Segundo Camargo, a demanda do ‘Meu Desconto’ por clientes do Extra vem surpreendendo. Nos primeiros dias após o lançamento, a maior parte dos downloads acontecia por clientes do Pão de Açúcar — de mais alta renda e, portanto, mais habituados aos apps e a programas de fidelidade.
Conforme as ofertas foram circulando, via campanhas publicitárias e no boca a boca, a balança se inverteu, e cerca de 65% dos downloads agora são feitos por clientes do Clube Extra.

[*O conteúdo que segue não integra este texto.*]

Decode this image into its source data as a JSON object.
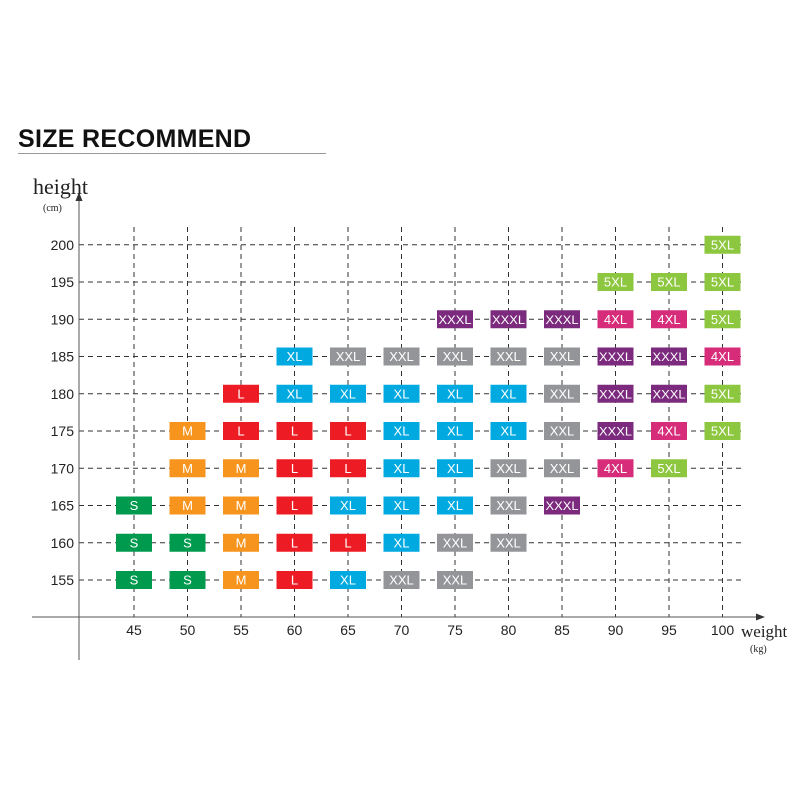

No Extra, o clube de fidelidade é mais recente, apenas de 2013, e soma cerca de 7 milhões de clientes. Já o ‘Cliente Mais’ do Pão de Açúcar foi lançado há 17 anos, quando programas de fidelização eram quase exclusividade das companhias áreas, e hoje tem mais de 4 milhões de usuários.
O desenvolvimento do aplicativo e do sistema levou cerca de seis meses. A ideia do ‘Meu Desconto’, nascida no Brasil, já foi apresentada na França e em breve deve ser replicada por outras empresas controladas pelo Casino.
E quando a concorrência decidir replicar? “Estamos na frente, voltando a ter aquela pegada de inovação que pautava o GPA. É a evolução do varejo: no mundo da informação, não dá mais para ter aquele ‘black box’ com o fornecedor como era nos anos 80.”